Ici, nous ne sommes plus seulement face à des conflits éthiques que l’on retrouve dans de nombreux contextes de travail. Les soignantes font face à des injonctions paradoxales : quelle que soit la réponse qu’elles donneront à la situation, elles seront nécessairement en défaut. Elles auront adopté un compromis qui les engage de toute façon dans un comportement considéré comme insatisfaisant ou inadéquat. Et elles en porteront la responsabilité. C’est un système doublement pervers. D’une part, parce qu’il invisibilise le travail réel et, de l’autre, parce qu’il permet, grâce à la technologie, à l’institution de se protéger. (Presque) tout le monde valide les tâches alors qu’elles ne sont pas faites ou pas faites comme il le faut ; les travailleurs le savent, mais la plupart d’entre eux « trichent » pour se protéger. Tout le monde fait semblant que le système fonctionne : le risque est de perdre ainsi collectivement de vue le réel !

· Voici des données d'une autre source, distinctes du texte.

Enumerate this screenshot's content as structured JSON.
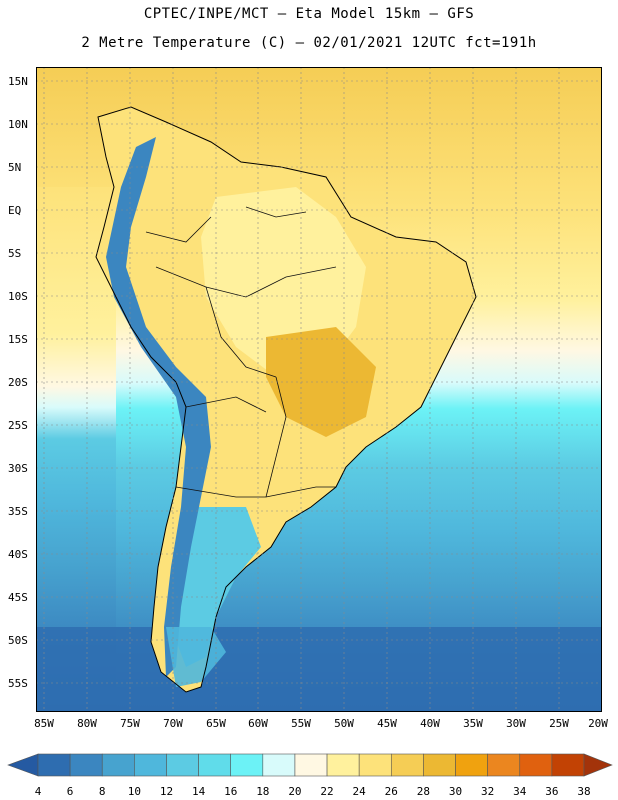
{
  "header": {
    "line1": "CPTEC/INPE/MCT –  Eta Model 15km – GFS",
    "line2": "2 Metre Temperature (C) – 02/01/2021 12UTC fct=191h"
  },
  "map": {
    "variable": "2 Metre Temperature (C)",
    "lat_labels": [
      "15N",
      "10N",
      "5N",
      "EQ",
      "5S",
      "10S",
      "15S",
      "20S",
      "25S",
      "30S",
      "35S",
      "40S",
      "45S",
      "50S",
      "55S"
    ],
    "lon_labels": [
      "85W",
      "80W",
      "75W",
      "70W",
      "65W",
      "60W",
      "55W",
      "50W",
      "45W",
      "40W",
      "35W",
      "30W",
      "25W",
      "20W"
    ],
    "lat_range": [
      16,
      -59
    ],
    "lon_range": [
      -86,
      -20
    ]
  },
  "colorbar": {
    "ticks": [
      "4",
      "6",
      "8",
      "10",
      "12",
      "14",
      "16",
      "18",
      "20",
      "22",
      "24",
      "26",
      "28",
      "30",
      "32",
      "34",
      "36",
      "38"
    ],
    "colors": [
      "#2e6db0",
      "#3b86c0",
      "#47a3cf",
      "#4fb7dc",
      "#5ccbe3",
      "#60dcea",
      "#6cf2f6",
      "#d8fbfb",
      "#fff8e3",
      "#fff19d",
      "#fde27a",
      "#f5cd55",
      "#ecb833",
      "#f0a20f",
      "#eb861f",
      "#e0610f",
      "#c24204"
    ],
    "under_color": "#255aa2",
    "over_color": "#a3330a"
  }
}
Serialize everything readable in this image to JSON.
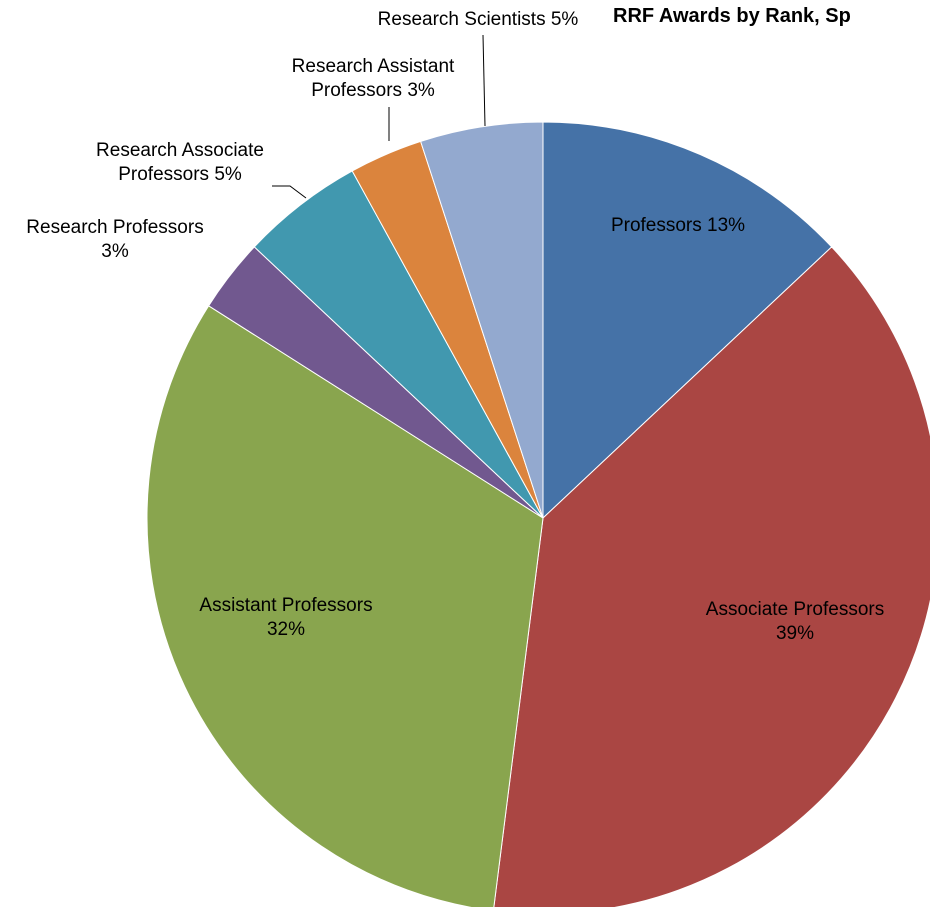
{
  "chart_data": {
    "type": "pie",
    "title": "RRF Awards by Rank, Sp",
    "categories": [
      "Professors",
      "Associate Professors",
      "Assistant Professors",
      "Research Professors",
      "Research Associate Professors",
      "Research Assistant Professors",
      "Research Scientists"
    ],
    "values": [
      13,
      39,
      32,
      3,
      5,
      3,
      5
    ],
    "value_labels": [
      "13%",
      "39%",
      "32%",
      "3%",
      "5%",
      "3%",
      "5%"
    ],
    "colors": [
      "#4572a7",
      "#aa4643",
      "#89a54e",
      "#71588f",
      "#4198af",
      "#db843d",
      "#93a9cf"
    ]
  }
}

Comment ne pas devenir fou ?

Quelles sont les stratégies que les soignantes mettent en place pour tenter de se protéger dans ces contextes ? Elles sont de trois types. Les stratégies de défense, qui sont de l’ordre de mécanismes inconscients permettant de supporter et de tenir le coup dans ces systèmes. Ce sont des mises à distance émotionnelle qui peuvent s’exprimer de différentes manières. Le cynisme permet de lâcher la pression, de relativiser ce qui fait mal. L’accélération, travailler de plus en plus vite peut être un moyen de ne plus (trop) penser ni ressentir. Ces stratégies peuvent parfois conduire à une certaine déshumanisation et robotisation dans le travail.
Les stratégies de dégagement visent à (tenter de) sortir du système. Des soignantes choisissent le travail de nuit parce que la relation est davantage possible qu’en journée où le stress est plus grand. Un autre moyen de se dégager d’un système trop violent, c’est la maladie, ou la démission qui se manifeste par un important turnover dans ces secteurs.
Enfin, et heureusement, il y a des stratégies de résistance. Des résistances individuelles qui permettent de maintenir le sens. Des résistances collectives qui s’expriment de manière plus ou moins forte ; elles ne sont pas évidentes à élaborer, car les collectifs de travail sont aussi touchés dans ces systèmes-là. Lorsqu’on ne peut pas être fier de son travail, on évite plutôt d’en parler avec ses collègues. Et du coup le collectif se fragilise. Ces résistances sont aussi très coûteuses psychiquement et peuvent conduire à de l’épuisement.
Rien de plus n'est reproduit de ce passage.